Ayer asistí al estreno en Madrid de B-52, la primera incursión teatral de Santiago Alba Rico, llevada a las tablas por la compañía El Perro Flaco y editada en papel por la necesaria editorial Hiru. Tanto en su forma escrita, como cuando cobra vida en un teatro, esta obra es necesaria porque nos disecciona el […]
Ayer asistí al estreno en Madrid de B-52, la primera incursión teatral de Santiago Alba Rico, llevada a las tablas por la compañía El Perro Flaco y editada en papel por la necesaria editorial Hiru.
Tanto en su forma escrita, como cuando cobra vida en un teatro, esta obra es necesaria porque nos disecciona el pensamiento que da belleza a la destrucción, que hace normal el genocidio y que eleva moralmente una cultura donde, tras las bambalinas de los sueños, se esconde la realidad del infierno.
No hay otra forma de soportar la matanza que escondiéndola, o mejor, haciéndola bella y moral. Es la vieja técnica de revestir y camuflar, de limitar el impacto a unos pocos de los nuestros, los ejecutores en tierra, para mantener a la mayoría legitimadora en el limbo de la retórica.
Hay un gran acierto en plantear la obra dentro de un B-52, bombardero estratégico de largo alcance que lleva democratizando el mundo desde 1955, pues a 15.240 metros de altura, toda destrucción, toda matanza, elude cualquier fealdad y se torna hermosa.
Desde el aire o la lejanía, las explosiones son espléndidas. Sus formas, sus colores y su despliegue luminiscente constituyen una puesta en escena que conmueve. Detrás de la ficción pirotécnica no puede haber maldad. Es la mano de Dios haciendo paisajes.
Esa tripulación profesional, que recorre miles de kilómetros para soltar toneladas de bombas sobre un lugar que no conoce y que vuelve a su casa sin ningún remordimiento, podemos ser cualquiera de nosotros. Es de hecho la representación de la sociedad en la que vivimos.

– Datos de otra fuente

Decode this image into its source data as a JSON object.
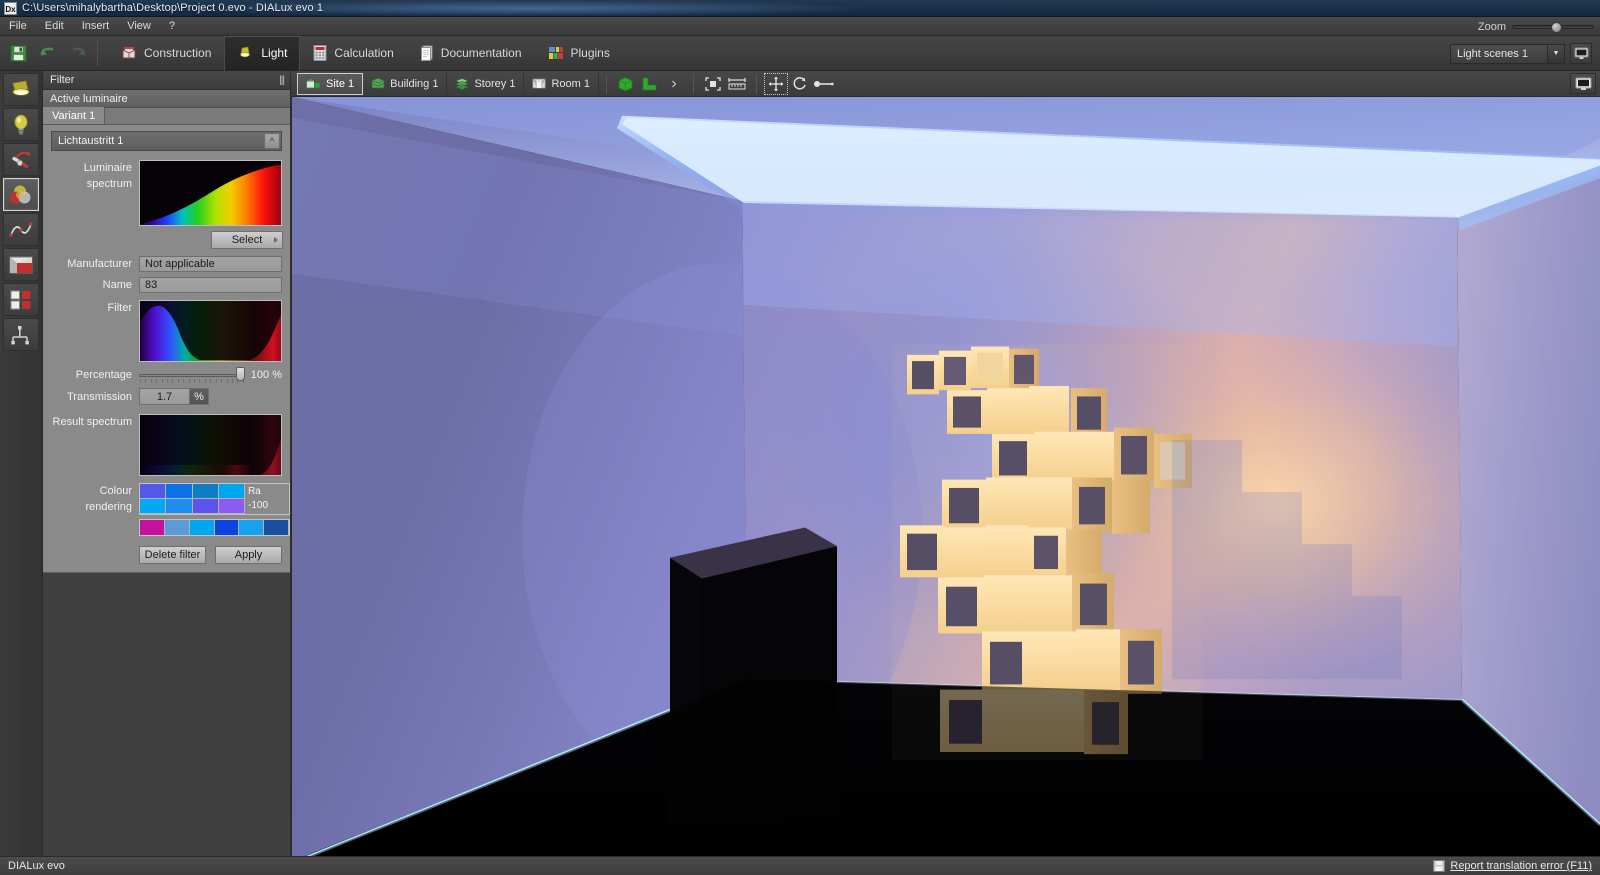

Las aeronaves militares son bellas. Es más, las armas suelen ser bellas. Formas depuradas, alta tecnología del poder total para quitar vidas a escala industrial. Y eso, a la mayoría le seduce. Igual que la escenificación del nazismo en sus grandes paradas militares hipnotizaba a millones de personas, hoy, el poderío militar estadounidense simbolizado en ese B-52, da por sí solo, legitimidad.
Siempre me he preguntado la razón de la dificultad para explicar la muerte cuando es a gran escala. Frente a la belleza de un bombardero, frente a las bonitas luces de las explosiones, casi nadie ve a ras de suelo. En tierra, en el lugar donde impactan esas bombas civilizadoras, hay sangre, dolor, vísceras, heces, quemaduras, aplastamientos, gritos, … El contenedor de almas hecho de sangre y huesos es aparatoso cuando se desborda.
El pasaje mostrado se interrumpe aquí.